俺はそんな周囲の視線など一蹴し、まっすぐにカレンちゃんの席へと向かう。
「カレンちゃん、おはよう!」
「!?ユ、ユウくっ!???」
顔を上げたカレンちゃんが、絶句した。
髪型を変え、完璧なシルエットとなったユウの顔が、目と鼻の先の距離にある。
ふわりと漂う、サロン特有の良い香りと、男らしい清潔なフェロモン。
(なっ…なんですかその髪型はぁぁ!!??カッコよすぎる!爽やかすぎる!待って、元から整った顔立ちだったけど、本気出したらそこらのアイドルより格好いいじゃないですか!!)
カレンの脳内で、限界突破の警報が鳴り響く。
「あのさ、カレンちゃん。髪切ってみたんだけど…どうかな?少しは『好みの男』に近づけた?」
首を少し傾げ、最高の笑顔で尋ねるユウ。
(好みの男!?好き…好きです!大好きです!抱きしめたい!今すぐそのモチモチの頬に触れたい!…じゃなくて!!)
「あ…う…っ!」
あまりの眩しさと尊さに、カレンの視界がクラクラと揺れる。
自分が放った『大嫌い』という暴言のせいで、彼がここまでのイケメンに変貌してしまったという事実。
(私は…私は酷いことを言ったのに、なんでユウくんは私に認められようと必死にっ!なんでそんなに私好みの最高に格好いい男になって目の前に現れるの!?罪悪感とトキメキで、心臓が破裂しそうっ!!)
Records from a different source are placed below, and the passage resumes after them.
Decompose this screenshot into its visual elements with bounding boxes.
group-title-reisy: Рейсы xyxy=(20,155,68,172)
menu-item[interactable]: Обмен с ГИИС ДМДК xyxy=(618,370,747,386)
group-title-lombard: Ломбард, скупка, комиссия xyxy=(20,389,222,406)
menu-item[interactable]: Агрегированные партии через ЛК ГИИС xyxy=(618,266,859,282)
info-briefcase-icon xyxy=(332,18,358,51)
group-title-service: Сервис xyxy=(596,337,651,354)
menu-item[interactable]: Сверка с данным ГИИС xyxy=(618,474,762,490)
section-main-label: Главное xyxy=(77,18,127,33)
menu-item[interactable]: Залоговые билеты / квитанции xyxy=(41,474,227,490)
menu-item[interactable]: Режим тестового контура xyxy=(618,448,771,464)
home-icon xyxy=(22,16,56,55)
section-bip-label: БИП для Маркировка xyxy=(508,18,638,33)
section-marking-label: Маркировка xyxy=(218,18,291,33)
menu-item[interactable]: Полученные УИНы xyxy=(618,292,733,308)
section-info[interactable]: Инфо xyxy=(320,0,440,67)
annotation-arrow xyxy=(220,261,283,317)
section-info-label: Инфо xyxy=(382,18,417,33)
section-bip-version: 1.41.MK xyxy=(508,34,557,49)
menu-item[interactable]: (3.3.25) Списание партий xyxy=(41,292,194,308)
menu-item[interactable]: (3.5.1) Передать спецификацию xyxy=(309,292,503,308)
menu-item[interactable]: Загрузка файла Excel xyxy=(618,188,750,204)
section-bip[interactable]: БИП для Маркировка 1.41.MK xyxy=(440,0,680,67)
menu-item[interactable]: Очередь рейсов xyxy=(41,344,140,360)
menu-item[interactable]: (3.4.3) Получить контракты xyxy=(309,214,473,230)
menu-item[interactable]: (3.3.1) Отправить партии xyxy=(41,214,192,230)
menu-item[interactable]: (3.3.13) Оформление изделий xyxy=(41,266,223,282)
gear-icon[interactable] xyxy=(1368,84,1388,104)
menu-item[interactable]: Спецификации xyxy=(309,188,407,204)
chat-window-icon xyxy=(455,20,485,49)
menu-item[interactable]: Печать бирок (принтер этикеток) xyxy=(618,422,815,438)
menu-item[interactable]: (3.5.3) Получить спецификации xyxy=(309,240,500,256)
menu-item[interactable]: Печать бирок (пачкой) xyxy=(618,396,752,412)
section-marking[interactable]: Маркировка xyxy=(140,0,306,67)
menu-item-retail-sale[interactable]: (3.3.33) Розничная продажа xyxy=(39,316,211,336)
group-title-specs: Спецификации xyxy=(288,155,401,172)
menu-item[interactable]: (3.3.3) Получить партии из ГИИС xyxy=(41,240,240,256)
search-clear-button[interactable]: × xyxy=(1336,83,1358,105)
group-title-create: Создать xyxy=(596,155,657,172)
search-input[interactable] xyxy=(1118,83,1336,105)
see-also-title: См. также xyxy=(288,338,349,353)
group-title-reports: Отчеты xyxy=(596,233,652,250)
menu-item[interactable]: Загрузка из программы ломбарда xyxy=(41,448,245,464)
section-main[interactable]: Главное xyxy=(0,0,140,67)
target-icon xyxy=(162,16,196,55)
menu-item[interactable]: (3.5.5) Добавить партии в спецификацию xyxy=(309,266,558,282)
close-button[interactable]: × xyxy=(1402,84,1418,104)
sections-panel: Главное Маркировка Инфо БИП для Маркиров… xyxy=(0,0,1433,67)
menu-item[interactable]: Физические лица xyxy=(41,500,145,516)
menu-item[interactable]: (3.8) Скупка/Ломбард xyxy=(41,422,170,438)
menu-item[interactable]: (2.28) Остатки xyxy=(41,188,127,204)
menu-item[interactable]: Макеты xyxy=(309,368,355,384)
「近寄らないで」どころか、もう声すら出ないカレンは、顔を真っ赤に熟させながら、ガバッと机に突っ伏して震えだしてしまった。
「(近寄ら)ない…め、(心臓と理性がもたないよ)」
「ないめ?あ…ごめん、そうだよな?外面だけ良くてもカレンちゃんに釣り合わないよな」
俺は少し反省する。
なるほど…『見た目じゃなくて、もっと内面や行動で示せ』ってことか。
外見だけ整えて満足している俺の甘さを見抜かれたな…カレンちゃん、どこまで俺を高めようとしてくれるんだ!
カレンちゃんの底知れぬ愛の深さに、俺は再び胸を熱くするのだった。